A Bomarzo, in provincia di Viterbo, si trova un singolare parco costruito nel XV secolo su commissione del Principe Pier Francesco Orsini. Viene anche chiamato il parco dei mostri
Un parco per ricordare, un parco per dimenticare. Come è capitato un epoca più recente per il giardino dei tarocchi di Niki de Saint Phalle, le costruzioni più curiose che si trovano nel Lazio sono state create su una spinta emotiva. Il parco di Bomarzo è stato progettato dall’architetto Piero Ligorio, il quale sostituì Michelangelo Buonarroti nell’edificazione della basilica di San Pietro, dopo la sua morte. Ed è allo stesso Michelangelo che inizialmente era fatta risalire l’architettura del parco, in maniera errata. Le opere scultoree sono state probabilmente affidati alle sapienti mani di Simone Moschino.
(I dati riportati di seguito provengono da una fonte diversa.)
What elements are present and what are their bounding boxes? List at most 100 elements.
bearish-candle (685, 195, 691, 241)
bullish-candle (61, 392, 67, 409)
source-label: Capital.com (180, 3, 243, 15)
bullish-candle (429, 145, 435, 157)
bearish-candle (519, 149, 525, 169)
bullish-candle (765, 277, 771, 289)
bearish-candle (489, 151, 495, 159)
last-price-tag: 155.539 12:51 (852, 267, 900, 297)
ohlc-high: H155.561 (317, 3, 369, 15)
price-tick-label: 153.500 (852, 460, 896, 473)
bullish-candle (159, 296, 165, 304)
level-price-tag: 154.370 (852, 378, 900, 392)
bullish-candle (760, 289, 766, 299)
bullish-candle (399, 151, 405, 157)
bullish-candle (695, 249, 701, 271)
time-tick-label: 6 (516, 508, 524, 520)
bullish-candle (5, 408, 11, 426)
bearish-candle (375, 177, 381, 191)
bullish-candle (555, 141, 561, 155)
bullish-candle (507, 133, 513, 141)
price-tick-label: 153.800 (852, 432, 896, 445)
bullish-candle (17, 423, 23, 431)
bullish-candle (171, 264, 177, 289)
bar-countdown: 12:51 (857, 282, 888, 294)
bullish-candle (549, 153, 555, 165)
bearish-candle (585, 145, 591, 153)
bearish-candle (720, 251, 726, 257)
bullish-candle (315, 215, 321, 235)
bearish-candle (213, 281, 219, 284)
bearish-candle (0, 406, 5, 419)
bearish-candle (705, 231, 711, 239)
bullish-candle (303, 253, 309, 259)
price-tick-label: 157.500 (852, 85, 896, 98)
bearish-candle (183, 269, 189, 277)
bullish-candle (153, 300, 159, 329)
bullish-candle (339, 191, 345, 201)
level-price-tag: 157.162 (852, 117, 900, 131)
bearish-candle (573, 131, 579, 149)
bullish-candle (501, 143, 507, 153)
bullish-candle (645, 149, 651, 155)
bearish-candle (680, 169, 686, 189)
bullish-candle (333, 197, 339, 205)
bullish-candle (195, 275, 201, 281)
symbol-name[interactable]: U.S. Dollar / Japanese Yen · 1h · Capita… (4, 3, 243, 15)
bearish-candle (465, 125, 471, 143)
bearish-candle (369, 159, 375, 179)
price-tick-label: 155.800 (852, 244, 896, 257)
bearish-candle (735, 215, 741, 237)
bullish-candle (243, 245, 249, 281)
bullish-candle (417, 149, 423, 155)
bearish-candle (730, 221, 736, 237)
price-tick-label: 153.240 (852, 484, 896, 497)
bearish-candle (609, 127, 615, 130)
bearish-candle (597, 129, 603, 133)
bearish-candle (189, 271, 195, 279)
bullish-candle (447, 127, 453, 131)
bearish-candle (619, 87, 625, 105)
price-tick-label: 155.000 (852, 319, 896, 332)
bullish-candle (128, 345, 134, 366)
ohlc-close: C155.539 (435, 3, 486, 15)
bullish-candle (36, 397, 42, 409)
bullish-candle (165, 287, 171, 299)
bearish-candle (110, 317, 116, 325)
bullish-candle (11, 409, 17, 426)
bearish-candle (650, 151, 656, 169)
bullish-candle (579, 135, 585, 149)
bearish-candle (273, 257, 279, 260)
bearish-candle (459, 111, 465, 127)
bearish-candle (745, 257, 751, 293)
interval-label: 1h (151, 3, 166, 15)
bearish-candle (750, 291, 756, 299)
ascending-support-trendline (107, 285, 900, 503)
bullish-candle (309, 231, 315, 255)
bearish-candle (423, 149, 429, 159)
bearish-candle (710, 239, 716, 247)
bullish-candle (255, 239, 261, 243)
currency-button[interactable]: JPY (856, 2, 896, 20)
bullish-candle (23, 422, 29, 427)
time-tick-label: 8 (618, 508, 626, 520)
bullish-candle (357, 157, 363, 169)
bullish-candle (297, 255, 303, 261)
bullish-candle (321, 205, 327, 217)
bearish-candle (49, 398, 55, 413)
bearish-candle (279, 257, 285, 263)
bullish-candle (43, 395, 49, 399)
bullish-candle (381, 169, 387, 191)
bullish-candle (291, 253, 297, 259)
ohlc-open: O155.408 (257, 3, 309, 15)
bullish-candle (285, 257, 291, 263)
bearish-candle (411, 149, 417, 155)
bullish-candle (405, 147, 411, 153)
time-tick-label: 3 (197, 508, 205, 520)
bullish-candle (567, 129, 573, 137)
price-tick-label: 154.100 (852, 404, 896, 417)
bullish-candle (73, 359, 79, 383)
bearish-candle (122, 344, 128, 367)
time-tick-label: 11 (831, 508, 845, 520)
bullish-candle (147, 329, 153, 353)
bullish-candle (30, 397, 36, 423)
La costruzione risale al XVI secolo e la realizzazione fu terminata nel 1547 . La commissione del Principe Pier Francesco Orsini era stata fatta per dedicarlo alla sua compianta moglie Giulia Farnese. Orsini chiamava il parco semplicemente boschetto. in seguito fu nominato anche sacro bosco o Villa delle meraviglie.
Bomarzo, perché la presenza di scultore dei mostri
Addentrandosi all’interno di questo affascinante e magico parco dall’atmosfera incantevole, si può notare facilmente il dialogo tra natura e sculture inquietanti quanto raccapriccianti. I tre ettari di superficie del parco di Bomarzo contengono grandi statue in basalto, dove i soggetti richiamano alla mitologia più fantastica quali sirene, mostri marini, satiri, draghi, sfingi e tartarughe giganti. Molto apprezzata anche la casa pendente, che ha poco a che fare con la torre pendente di Pisa. Il gioco di illusione ottica è costituito da un masso inclinato di basalto su cui essa è poggiato. Se si entra all’interno dell’edificio, i pavimenti sono in parallelo con la base, dunque inclinati rispetto al terreno.
La riscoperta del parco
Dopo essere stato presentato in pompa magna alla fine del Cinquecento, dopo la morte del principe Orsini i suoi eredi abbandonarono il parco, che rimase nell’oblio fino alla metà del Novecento. Quando Giancarlo e Tina Bettini, due intellettuali della metà del XX secolo, decisero di recuperare il parco e le sue bellezze. Da allora è uno dei siti più visitati del Lazio e forse di tutta Italia.